Думаю (надеюсь!), что это были счастливые дни для нашего дорогого друга, во всяком случае выглядел он счастливым, радостным. Он представлял фестивальной публике молодую команду своего родного киргизского кино с поистине отцовской гордостью. И было чем гордиться: фильм «Маймыл» Актана Абдыкалыкова, который приобрел международную известность предыдущей своей картиной «Бешкемпир», не только получил самый почетный приз Телекинофорума, но понравился и зрителям, и профессиональной среде — и по справедливости: очень талантливое кино! Так и стоит у меня в памяти на фоне вечернего Ливадийского дворца, на парапете которого шла церемония вручения наград, улыбающееся, буквально расплывшееся в улыбке круглое и совсем не постаревшее лицо Толомуша Океевича, «лицо монгольской национальности», как он любил шутить…
Да, он был в Ялте веселый, полный надежд. Дело в том, что в загашнике у него прятался новый проект. Он боялся распространяться, чтобы «не сглазить», но все-таки под моим давлением «раскололся». Это был проект, посвященный спору о Евразии, историческим судьбам и тайнам Евразии, неотъемлемой частью которой и является Россия. Уже объявились страны-заказчицы кинопроекта и солидные международные организации. Уже шла распашка архивов. Хотя отдельные фрагменты будущего сценария существовали, Океев искал соавторов, предположительно называл Олжаса Сулейменова, Одельшу Агишева, собирался заручиться поддержкой московских документалистов. Моделью будущего фильма служил для него «Обыкновенный фашизм» Михаила Ромма — свежесть фактов, блоки тем и размышления. Словом, передо мной был не иностранный дипломат, а наш брат-кинематографист, вступающий в подготовительный период. Со своими радужными планами он летел в Москву.

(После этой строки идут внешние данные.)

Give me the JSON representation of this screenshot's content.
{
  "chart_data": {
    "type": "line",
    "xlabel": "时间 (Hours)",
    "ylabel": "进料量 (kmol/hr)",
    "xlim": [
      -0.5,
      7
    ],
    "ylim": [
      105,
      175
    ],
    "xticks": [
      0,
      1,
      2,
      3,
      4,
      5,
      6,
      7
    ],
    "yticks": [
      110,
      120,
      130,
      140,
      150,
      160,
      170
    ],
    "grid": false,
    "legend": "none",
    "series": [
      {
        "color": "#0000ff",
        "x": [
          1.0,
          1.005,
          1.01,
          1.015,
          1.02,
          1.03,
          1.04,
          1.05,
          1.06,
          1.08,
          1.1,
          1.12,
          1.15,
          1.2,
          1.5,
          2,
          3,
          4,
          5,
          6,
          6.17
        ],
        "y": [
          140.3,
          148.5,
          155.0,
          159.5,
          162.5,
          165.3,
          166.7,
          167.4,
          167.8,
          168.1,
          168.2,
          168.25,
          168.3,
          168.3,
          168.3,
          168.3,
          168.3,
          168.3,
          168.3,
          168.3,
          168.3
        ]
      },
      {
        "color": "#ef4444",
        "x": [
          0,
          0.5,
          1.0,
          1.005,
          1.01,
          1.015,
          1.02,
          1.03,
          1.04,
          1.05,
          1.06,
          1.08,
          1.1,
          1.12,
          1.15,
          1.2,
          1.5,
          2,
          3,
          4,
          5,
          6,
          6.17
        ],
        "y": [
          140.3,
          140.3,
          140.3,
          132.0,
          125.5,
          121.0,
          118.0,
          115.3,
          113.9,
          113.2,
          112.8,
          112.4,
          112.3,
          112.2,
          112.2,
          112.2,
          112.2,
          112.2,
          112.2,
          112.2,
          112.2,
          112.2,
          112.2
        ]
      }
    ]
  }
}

Я попросила Толомуша Океевича в самолете дать мне интервью. Суеверие (беру грех на душу, а ведь оказалась права!) останавливало меня от слишком настойчивых расспросов о фильме. Но зато как-то легко пошла биографическая, семейная тема. И в ней человек раскрылся, распахнулся во всем своем обаянии.
Он рассказал о любви всей жизни, о Прекрасной Даме — о Жумаш. Вот был бы фильм! Жумаш родилась на пастбище, а познакомились они в интернате для детей пастухов в Бишкеке. А поженились в Ленинграде, куда их обоих послали учиться. «Она у меня — Хиллари Клинтон! — все повторял Толомуш. — Она гораздо умнее меня!» (замечу в скобках, что Океев как раз очень умен, что вовсе не всегда отличает кинематографистов и даже людей режиссерской профессии).
Рассказывал о своих дочках, о сыне Искендере, музыканте, работающем в филармоническом оркестре Анкары. Мальчиком, когда Толомуш учился на Высших режиссерских курсах, он бывал у отца в Москве. Юного киргиза полюбила и пригрела замечательная женщина, которая работала в Иностранной комиссии Союза кинематографистов, прекрасная переводчица с французского и английского Изабелла Германовна Эпштейн. У нее в доме Искендеру посчастливилось видеть многих выдающихся кинематографистов, наших и зарубежных. Это была уникальная школа жизни и искусства… Признавался в горячей любви к Москве, что, скажем прямо, теперь не всегда модно у бывших наших соотечественников.
И, наконец, я попросила своего интервьюируемого написать имена семи его внучек — на фотовыставке к его 65-летию портрет деда в окружении этого цветника был «центровым» экспонатом.
И вот теперь в моем журналистском блокноте датированный 15 сентября 2001 года уникальный манускрипт классика отечественного кино, создателя киргизской кинематографической школы: Ажара — 21 г., Айима — 19 л., Дарика — 9 л., Каныкей — 7 л., Ася — 6 л., Айгерим — 5 л., Алия — 4 г. Дорогого стоит!